The new version weighs 2.4 grams, about the same as a penny. Shrinking it to this size required three engineering advances: A lighter case, built from a plastic-like material instead of aluminum; a thinner, more flexible optical cable so that mice could run about their cage without getting tangled by wires; and a micro-tunable lens that, when jolted by electricity, quickly changes its curvature and focal point. Each lens weighs 15 milligrams, comparable to those used in smartphone cameras.
With the new lens, Zong says, researchers can image multiple slices of the brain faster than GCaMP’s calcium signal occurs. In other words, in a single experiment, they can record neuronal activity from multiple depths of the brain as a mouse moves about its cage and then later merge those recordings to construct a 3D video. Applying a motion-correction algorithm during video processing reduces data noise, even if a mouse climbs and jumps off of walls.
In one experiment, MINI2P targeted excitatory neurons in layer 2/3 of the visual cortex. As mice roamed around their cage, the researchers flipped between 25 different sites in the brain, at two different depths, to collect videos from more than 10,000 neurons at once. In another experiment, they recorded the same batch of visual cortex neurons four times over the space of five weeks; even as the device was detached and reattached between recordings, they were able to match up 36 percent of cells.
The MINI2P costs between $110,000 and $140,000 with the lasers and about $3,000 on its own.

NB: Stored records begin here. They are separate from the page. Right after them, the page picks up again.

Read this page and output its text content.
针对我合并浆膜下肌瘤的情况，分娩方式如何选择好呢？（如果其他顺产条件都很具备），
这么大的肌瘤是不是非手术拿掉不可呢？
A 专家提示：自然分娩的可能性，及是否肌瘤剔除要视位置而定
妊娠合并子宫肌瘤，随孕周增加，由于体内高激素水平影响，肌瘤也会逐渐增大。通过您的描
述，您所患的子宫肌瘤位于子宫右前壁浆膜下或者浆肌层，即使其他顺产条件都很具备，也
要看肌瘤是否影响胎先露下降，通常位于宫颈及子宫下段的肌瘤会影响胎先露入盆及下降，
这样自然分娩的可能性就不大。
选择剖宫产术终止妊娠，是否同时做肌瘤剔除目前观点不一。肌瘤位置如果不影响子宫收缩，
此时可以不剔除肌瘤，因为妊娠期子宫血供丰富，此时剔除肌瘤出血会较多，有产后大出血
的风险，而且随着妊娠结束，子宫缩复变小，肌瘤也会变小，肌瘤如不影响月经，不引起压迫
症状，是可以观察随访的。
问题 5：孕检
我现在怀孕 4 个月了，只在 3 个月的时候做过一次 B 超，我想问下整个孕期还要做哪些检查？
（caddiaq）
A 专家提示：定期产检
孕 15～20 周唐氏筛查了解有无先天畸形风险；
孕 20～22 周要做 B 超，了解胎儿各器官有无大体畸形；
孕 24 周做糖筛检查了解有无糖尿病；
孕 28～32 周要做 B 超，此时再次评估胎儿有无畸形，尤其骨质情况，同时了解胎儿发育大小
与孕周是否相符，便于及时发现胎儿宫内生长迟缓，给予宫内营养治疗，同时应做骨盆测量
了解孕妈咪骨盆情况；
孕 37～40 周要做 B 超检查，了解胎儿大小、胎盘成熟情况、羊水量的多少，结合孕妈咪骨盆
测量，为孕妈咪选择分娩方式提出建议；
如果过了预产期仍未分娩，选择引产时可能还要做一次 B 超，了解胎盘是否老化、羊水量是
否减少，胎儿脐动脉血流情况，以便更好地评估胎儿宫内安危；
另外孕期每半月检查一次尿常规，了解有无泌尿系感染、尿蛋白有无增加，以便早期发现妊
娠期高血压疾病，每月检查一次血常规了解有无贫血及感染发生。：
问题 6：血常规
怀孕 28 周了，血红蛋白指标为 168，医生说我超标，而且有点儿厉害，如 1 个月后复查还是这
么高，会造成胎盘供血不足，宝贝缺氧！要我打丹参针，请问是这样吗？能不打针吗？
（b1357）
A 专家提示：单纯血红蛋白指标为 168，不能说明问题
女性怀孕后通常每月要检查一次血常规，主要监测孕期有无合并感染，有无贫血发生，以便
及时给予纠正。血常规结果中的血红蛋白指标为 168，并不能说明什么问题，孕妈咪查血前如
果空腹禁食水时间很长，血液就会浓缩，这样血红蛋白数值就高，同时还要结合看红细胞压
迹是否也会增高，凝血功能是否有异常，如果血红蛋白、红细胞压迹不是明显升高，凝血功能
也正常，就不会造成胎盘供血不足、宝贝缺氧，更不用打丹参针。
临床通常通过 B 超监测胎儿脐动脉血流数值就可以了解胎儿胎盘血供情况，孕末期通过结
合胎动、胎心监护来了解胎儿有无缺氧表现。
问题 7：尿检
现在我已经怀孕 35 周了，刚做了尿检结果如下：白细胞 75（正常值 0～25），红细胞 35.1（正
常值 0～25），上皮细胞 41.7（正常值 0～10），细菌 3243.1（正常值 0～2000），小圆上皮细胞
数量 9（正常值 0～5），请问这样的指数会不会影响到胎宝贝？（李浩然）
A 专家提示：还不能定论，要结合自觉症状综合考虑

Another microscopy technique, structured illumination, may offer a more affordable way to collect similar data, says Emily Gibson, associate professor of bioengineering at the University of Colorado Anschutz Medical Campus in Denver. Using a $500 LED — no lasers required — Gibson’s group built a miniature microscope that images neurons up to 120 micrometers deep in the brain in three dimensions. Still, Gibson says, the MINI2P “is quite remarkable” and involved “a lot of engineering and design.”
The MINI2P is advantageous for certain experiments because it can image the same cluster of neurons over several weeks with subcellular resolution, says Tobias Rose, group leader at the University of Bonn Medical Center in Germany, who was not involved in the work.
That means researchers can image axonal projections over time, for instance, or as mice learn a behavior, to understand plasticity in the brain, Rose says. “And this is something you can’t do with widefield microscopes.”